Yes. And yes, it can be lonley. As someone else said, infants are honestly a bit boring. It sounds like you'd be happier working full time. No shame in that game.


Yes you’d be happier at work with cool/ interesting co-workers who you’ll have lunch/drinks with.
Anonymous
If it helps, I also found that 15 months was sort of a turning point for when my kid got way way more interactive and I craved other adult company less during the day. But yeah I’m happier working full time and am a better, more present parent when I do so. No shame in that.
Anonymous
I can completely understand wanting adult interaction on a frequent basis. But 9 months is a tough stage because with two naps the time to meet up is limited and I agree with others that mornings are the most popular times. I've seen it work where there is a few SAHMs that live within walking distance and can meet up without much planning. If there's a regular time to meet usually 2-3 of the mom's can make it. But planning playdates at this age is just tough, especially if it requires getting in a car or going far.

Something that helped me was having a regular weekly zoom session with friends on a weekly basis. Usually at least someone could make it so I could have a meaningful conversation with a close friend.
Anonymous
How hard are you trying to make playground friends? During the pandemic we went to the playground every day at the same time and made friends that we would see a few times per week there.
Anonymous
Anonymous wrote:
Anonymous wrote:Can you switch your work schedule? Mornings really are the best time.
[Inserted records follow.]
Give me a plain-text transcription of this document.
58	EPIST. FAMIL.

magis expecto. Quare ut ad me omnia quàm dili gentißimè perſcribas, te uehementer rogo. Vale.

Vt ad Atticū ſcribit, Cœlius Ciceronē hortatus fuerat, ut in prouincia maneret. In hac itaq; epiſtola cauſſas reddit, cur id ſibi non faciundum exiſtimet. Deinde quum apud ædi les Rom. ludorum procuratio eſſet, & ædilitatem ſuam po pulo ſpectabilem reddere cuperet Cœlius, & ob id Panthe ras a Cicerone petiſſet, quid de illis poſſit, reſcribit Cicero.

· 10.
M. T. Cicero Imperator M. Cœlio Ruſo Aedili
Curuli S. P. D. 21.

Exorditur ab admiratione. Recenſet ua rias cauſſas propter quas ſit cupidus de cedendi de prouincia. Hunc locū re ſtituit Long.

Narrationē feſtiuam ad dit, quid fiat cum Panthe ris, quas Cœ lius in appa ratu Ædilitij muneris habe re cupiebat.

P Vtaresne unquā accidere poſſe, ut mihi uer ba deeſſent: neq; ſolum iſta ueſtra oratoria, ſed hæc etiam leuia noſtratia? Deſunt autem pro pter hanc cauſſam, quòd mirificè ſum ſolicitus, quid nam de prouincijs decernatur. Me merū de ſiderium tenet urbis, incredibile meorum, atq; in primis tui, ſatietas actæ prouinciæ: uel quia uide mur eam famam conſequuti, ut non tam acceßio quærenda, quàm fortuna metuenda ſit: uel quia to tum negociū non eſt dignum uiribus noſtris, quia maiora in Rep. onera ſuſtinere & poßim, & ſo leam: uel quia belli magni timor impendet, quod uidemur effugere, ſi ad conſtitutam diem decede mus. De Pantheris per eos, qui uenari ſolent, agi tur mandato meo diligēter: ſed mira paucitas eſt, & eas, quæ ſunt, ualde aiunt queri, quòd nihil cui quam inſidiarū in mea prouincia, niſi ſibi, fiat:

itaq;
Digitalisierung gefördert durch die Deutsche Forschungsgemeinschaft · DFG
I think it is also a bit unusual to want adult interaction from friends every single day. I’m not judging it, I just think that fir many people once or twice a week is good. What about finding an afternoon sitter once a week and join an activity you enjoy just for adults?


Hmmm, so do other people have several days per week when they just interact with their kids and spouse (and maybe small talk with the sitter or cashier or another parent at the park)? And it doesn't feel lonely for them?

And I like the afternoon sitter idea, thank you!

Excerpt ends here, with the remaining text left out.